Categories: Channel News

Gartner: PC Unit Sales to See Worst Decline in History

The outlook for computer hardware sales—desktop PCs, servers and even notebooks—has grown bleaker for 2009 as demand appears to have dropped out of the market.

Gartner is now forecasting a drop of 11.9 percent in 2009 from 2008, the sharpest unit decline in history. Before now, the sharpest decline had been in 2001 when unit shipments fell 3.2 percent. The current forecast decline is almost three times the previous worst decline.

“The PC industry is facing extraordinary conditions as the global economy continues to weaken, users stretch PC lifetimes and PC suppliers grow increasingly cautious,” says George Shiffler, research director at Gartner, in a formal statement issued upon the release of the new forecast.

Last week Bernstein Research lowered its PC forecast for 2009 and now expects unit shipments to decline 7.3 percent for the year. That’s a significant deterioration from the firm’s November forecast of a 4.9 percent growth rate for PCs in 2009.

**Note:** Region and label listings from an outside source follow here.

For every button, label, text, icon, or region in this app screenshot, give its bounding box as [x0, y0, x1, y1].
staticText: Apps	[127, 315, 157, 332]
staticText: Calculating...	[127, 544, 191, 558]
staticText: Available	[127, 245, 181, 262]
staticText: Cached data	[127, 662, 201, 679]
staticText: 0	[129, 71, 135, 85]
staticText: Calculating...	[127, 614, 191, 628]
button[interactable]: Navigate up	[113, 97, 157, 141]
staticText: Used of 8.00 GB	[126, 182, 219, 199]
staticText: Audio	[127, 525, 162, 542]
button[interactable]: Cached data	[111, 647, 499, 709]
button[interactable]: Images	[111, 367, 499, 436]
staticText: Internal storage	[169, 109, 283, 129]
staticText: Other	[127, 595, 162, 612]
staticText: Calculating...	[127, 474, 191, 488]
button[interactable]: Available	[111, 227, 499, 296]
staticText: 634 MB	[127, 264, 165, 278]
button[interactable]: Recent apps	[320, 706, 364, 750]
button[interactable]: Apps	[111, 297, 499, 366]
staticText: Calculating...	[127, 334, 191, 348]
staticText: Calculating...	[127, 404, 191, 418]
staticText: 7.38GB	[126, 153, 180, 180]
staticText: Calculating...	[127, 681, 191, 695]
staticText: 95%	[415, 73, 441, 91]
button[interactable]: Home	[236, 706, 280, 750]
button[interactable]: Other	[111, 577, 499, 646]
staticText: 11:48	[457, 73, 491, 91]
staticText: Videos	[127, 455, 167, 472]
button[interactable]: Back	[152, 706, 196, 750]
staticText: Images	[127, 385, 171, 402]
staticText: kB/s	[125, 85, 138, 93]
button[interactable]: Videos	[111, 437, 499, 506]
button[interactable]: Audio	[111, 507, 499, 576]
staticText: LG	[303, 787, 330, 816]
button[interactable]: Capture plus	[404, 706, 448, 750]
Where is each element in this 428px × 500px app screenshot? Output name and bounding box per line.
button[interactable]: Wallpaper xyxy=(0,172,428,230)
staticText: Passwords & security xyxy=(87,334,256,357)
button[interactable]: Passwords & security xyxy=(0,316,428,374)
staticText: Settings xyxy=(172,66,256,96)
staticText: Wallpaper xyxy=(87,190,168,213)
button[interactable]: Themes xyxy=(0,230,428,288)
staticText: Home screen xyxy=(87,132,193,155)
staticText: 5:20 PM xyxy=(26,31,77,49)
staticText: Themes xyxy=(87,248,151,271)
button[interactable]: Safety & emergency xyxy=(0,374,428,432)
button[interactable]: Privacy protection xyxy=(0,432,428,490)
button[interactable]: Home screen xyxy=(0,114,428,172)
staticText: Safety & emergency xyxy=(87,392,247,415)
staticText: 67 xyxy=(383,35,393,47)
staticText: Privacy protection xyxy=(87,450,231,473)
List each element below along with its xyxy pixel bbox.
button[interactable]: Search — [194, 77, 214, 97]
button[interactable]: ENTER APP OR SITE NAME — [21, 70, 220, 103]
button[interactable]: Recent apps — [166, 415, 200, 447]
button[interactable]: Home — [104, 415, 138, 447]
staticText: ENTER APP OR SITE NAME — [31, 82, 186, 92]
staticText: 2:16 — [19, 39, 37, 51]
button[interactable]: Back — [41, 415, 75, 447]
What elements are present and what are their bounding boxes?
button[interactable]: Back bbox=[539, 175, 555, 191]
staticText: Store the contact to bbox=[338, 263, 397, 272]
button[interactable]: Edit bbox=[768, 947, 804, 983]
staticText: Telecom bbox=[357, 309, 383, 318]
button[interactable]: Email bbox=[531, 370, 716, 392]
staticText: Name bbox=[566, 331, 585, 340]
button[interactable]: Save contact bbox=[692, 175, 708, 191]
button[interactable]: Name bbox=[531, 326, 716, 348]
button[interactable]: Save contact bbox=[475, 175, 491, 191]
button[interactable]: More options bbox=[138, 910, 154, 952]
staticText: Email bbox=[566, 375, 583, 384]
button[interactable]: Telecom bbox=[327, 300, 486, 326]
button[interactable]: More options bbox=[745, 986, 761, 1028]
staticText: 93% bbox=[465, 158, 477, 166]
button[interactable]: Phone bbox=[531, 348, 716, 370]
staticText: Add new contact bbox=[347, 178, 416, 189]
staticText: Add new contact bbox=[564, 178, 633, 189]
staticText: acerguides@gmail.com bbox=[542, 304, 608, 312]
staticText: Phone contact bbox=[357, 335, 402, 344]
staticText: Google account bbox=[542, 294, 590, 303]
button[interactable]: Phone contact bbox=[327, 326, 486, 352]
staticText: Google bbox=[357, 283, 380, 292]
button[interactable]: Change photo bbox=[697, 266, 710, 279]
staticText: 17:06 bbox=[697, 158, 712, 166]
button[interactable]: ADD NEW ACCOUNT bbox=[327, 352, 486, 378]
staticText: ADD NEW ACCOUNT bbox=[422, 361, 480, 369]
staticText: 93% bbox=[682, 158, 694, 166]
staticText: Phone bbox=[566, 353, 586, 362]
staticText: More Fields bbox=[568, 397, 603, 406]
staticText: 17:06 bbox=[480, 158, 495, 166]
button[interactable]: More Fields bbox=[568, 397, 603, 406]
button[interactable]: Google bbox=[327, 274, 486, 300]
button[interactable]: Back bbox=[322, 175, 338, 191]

he recent earnings reports from Dell and Hewlett-Packard are cases in point. HP expects revenue for the full year to decline between 2 percent and 5 percent from the previous year, including the benefits of integrating its services acquisition EDS into the mix.

As for Dell, Brian Gladden, the company’s senior vice president and CFO, recently told analysts, “We cannot predict how deep or long this slowdown will be, though we’re planning on it to be protracted.”

Gartner says that both emerging and mature markets for PCs will suffer “unprecedented” market slowdowns.

“Growth in both emerging and mature markets will be driven by similar dynamics even if the precise impacts vary somewhat,” Schiffler says. “Slower GDP growth will generally weaken demand and slow new penetration, lengthening PC lifetimes will reduce replacements, and supplier caution will keep inventories at historic lows until confidence in a recovery eventually firms. The impact of reduced replacements will be especially acute in mature markets, where replacements are estimated to account for around 80 percent of shipments.”

Netbooks offer the only bright spot in an otherwise bleak forecast, with unit sales expected at 21 million in 2009, up from 11.7 million in 2008. According to Gartner, PC unit growth will be substantially boosted by continued growth in mininotebook shipments; excluding mininotebooks, other mobile PC shipments will grow just 2.7 percent in 2009.

But while this year looks to be a brutal one for PC sales, Gartner says that PC makers and their channel partners learned lessons during the 2001 dot-com bust and recession that have prepared them for survival in 2009. Those include the knowledge of how essential it is to invest in supply chains. And those investments give them better visibility into demand, says Gartner.